循環器系疾病、糖尿病、虚血性心疾患の羅患リスクも著しく低かったという報告もあります。また肉を多く食べる人に比べ、ベジタリアンの方が骨密度が高いという報告もあります。
3) 植物性食品には豊富な有用成分
植物性食品は飽和脂肪酸が少なく、ファイトケミカルや食物繊維といった健康維持に役立つ成分が豊富に含まれています。

ファイトケミカルが豊富
植物自身を守る色素成分
植物は動き回ることが出来ません。常に同じ位置で太陽光線を浴び続けたり、虫や鳥などの脅威にさらされています。そこで植物は「ファイトケミカル」という植物独自の代謝産物によってその生体を守っています。ファイト(phyto)は植物を意味します。植物には色とりどりの色素がありますが、ファイトケミカルはこれらの色素を構成します。その種類は数千種に及びます。β-カロテンやカテキン、ポリフェノール、フラボノイドなどが有名です。
抗酸化作用、抗ガン作用、心臓病予防
うれしいことに、ファイトケミカルは人間の身体に入っても同じ働きをします。ファイトケミカルはビタミンやミネラルとは異なる、潜在的な生物活性を持った物質で、主に抗酸化作用を持ち、身体の酸化を防ぐ役割をします。酸化は細胞の老化や様々な疾患の原因となります。動脈硬化なども、酸化されたLDLコレステロールが原因です。ファイトケミカルはさらに抗ガン作用・抗菌・坑ウイルス効果も持ちます。
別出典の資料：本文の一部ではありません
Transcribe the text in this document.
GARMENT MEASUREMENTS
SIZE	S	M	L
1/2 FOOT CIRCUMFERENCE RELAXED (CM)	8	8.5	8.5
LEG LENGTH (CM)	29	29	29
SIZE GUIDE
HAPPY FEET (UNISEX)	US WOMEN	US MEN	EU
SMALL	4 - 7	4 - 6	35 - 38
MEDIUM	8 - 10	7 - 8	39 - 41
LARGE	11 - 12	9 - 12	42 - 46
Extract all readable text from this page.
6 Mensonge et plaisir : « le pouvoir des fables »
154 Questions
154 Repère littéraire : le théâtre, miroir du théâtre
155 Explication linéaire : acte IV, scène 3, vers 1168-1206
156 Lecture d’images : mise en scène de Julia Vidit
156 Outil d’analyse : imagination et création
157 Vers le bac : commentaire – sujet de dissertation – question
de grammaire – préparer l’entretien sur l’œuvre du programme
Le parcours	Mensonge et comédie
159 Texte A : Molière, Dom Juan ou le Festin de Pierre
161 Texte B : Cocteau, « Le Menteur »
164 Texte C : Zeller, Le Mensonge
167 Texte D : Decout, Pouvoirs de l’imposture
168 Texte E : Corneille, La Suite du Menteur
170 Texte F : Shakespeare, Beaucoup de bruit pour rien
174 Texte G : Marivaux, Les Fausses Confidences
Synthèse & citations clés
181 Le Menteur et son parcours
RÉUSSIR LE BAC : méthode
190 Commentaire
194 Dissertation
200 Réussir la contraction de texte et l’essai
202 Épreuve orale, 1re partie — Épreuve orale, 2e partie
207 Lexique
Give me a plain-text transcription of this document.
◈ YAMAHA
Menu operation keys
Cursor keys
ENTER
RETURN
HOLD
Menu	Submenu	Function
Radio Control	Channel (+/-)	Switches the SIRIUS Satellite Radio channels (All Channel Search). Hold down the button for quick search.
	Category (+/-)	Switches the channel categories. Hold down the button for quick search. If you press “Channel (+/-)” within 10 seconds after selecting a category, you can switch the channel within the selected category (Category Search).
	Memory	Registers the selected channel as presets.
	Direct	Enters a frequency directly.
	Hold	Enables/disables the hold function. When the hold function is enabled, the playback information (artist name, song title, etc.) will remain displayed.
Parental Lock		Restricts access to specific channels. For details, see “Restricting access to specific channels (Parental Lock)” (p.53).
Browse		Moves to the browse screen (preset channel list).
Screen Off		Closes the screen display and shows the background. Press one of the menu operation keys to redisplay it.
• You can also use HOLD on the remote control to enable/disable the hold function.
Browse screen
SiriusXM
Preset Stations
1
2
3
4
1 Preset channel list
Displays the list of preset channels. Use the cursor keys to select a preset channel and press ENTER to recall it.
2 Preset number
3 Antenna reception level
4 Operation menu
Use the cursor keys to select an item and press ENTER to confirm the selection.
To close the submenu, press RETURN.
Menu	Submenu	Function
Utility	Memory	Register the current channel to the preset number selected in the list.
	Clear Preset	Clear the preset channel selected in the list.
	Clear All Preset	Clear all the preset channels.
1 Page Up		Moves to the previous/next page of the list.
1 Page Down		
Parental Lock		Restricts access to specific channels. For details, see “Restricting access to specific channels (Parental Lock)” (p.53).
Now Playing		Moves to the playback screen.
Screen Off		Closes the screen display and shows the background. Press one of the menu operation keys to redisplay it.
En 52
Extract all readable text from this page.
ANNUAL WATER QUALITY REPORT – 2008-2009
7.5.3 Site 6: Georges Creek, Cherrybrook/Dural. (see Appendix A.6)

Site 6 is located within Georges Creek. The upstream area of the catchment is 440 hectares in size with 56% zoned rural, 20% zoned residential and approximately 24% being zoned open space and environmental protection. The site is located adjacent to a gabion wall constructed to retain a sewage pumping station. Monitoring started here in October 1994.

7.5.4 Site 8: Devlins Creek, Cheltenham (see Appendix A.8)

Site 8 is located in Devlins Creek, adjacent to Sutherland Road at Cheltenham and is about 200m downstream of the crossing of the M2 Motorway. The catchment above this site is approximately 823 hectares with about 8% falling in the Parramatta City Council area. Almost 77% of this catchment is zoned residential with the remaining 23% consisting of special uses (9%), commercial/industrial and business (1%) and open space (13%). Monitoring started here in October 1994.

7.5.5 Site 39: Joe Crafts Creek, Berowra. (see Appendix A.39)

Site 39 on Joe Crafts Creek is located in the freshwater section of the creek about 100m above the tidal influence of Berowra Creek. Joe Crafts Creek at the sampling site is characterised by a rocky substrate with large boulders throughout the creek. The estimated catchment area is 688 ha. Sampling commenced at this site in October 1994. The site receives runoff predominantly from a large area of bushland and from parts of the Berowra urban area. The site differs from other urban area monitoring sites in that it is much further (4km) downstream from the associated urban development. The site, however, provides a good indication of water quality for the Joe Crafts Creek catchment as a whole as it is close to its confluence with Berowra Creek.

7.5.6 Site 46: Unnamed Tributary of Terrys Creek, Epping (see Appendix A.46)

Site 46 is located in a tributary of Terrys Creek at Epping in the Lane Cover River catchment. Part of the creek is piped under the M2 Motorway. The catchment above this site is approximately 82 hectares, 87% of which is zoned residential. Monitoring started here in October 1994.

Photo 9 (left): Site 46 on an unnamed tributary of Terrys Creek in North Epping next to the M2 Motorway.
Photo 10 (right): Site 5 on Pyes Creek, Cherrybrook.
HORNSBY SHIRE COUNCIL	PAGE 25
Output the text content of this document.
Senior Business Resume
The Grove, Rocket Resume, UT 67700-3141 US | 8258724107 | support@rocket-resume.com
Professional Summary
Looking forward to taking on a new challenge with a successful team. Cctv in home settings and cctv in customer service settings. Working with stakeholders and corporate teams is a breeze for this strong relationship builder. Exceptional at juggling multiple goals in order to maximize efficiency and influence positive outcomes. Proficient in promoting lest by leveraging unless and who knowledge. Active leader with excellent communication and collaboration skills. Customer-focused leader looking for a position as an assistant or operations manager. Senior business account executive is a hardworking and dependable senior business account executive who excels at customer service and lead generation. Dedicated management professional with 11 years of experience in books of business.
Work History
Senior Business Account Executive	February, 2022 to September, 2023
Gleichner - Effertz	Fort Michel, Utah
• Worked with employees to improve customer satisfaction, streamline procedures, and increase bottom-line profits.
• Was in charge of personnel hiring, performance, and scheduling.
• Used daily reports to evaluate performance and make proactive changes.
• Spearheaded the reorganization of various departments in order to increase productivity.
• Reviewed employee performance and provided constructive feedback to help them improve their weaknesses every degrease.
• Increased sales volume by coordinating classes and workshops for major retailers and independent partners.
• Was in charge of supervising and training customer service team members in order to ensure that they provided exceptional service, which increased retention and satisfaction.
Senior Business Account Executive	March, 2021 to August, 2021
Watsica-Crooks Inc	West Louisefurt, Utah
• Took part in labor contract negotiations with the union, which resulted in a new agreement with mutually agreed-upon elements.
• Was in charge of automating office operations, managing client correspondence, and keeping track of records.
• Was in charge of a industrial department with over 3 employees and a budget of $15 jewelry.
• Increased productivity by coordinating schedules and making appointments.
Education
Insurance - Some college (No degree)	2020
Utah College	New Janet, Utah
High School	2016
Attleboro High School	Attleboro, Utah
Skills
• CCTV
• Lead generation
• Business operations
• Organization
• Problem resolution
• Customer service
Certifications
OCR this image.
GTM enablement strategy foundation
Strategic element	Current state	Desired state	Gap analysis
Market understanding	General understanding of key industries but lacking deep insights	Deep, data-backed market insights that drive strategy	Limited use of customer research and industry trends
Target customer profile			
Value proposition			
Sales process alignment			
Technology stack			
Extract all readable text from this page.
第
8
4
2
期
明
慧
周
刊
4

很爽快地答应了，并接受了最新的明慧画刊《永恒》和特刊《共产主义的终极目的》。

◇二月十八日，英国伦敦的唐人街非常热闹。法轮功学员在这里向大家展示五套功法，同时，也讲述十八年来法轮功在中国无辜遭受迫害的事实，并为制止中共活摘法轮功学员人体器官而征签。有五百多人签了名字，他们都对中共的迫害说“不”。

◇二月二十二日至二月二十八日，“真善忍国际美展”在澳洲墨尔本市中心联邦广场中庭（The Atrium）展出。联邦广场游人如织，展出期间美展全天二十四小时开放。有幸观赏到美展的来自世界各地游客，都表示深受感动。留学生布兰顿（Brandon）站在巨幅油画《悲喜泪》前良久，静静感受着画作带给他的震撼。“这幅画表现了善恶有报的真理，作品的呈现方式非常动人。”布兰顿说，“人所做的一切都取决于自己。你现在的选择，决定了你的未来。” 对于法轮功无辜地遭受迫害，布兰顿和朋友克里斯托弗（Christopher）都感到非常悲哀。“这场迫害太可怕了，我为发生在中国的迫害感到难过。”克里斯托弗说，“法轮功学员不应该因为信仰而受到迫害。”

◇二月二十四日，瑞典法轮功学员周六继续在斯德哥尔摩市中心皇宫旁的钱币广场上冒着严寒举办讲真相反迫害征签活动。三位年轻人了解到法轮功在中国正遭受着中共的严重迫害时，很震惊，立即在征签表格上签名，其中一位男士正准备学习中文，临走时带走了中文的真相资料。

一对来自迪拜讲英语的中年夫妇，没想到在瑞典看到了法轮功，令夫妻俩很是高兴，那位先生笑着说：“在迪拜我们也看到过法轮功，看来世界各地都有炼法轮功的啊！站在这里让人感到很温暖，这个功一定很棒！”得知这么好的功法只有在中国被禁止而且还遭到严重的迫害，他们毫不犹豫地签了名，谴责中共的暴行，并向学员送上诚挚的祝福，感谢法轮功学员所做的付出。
ニンジンなどの野菜に含まれるカロチノイド(赤や黄色の色素)の抗ガン作用はよく知られています。大豆に含まれるイソフラボンやキャベツ、ブロッコリーなどに含まれるインドールなどもガンを抑えます。サポニン、ポリフェノールなどは心臓病の予防効果をもちます。

高食物繊維
毒素を排泄する
食物繊維とは、人の消化酵素では消化されない植物細胞壁成分(セルロース)です。
食物繊維は便通を良くします。便通が良くなると便の腸内滞留時間が短くなり、悪玉菌や発ガン物質が速やかに排泄されるため、直腸ガンの予防に役立ちます。食物繊維の摂取量が高くなるほど、大腸がんの相対的リスクも減少することが分かっています(15,757人を対象にした実験による)。
また体内の余分な胆汁酸や、余分なコレステロール・脂肪を吸収・排泄し、虚血性心疾患やガン、糖尿病を防ぎます。
肉・魚には食物繊維が含まれません(ただしカニやエビの殻に含まれる多糖類キチン、キトサンは食物繊維です)。食事が欧米化すると、脂肪の摂取量が増え、炭水化物と食物繊維の摂取量は減りがちになります。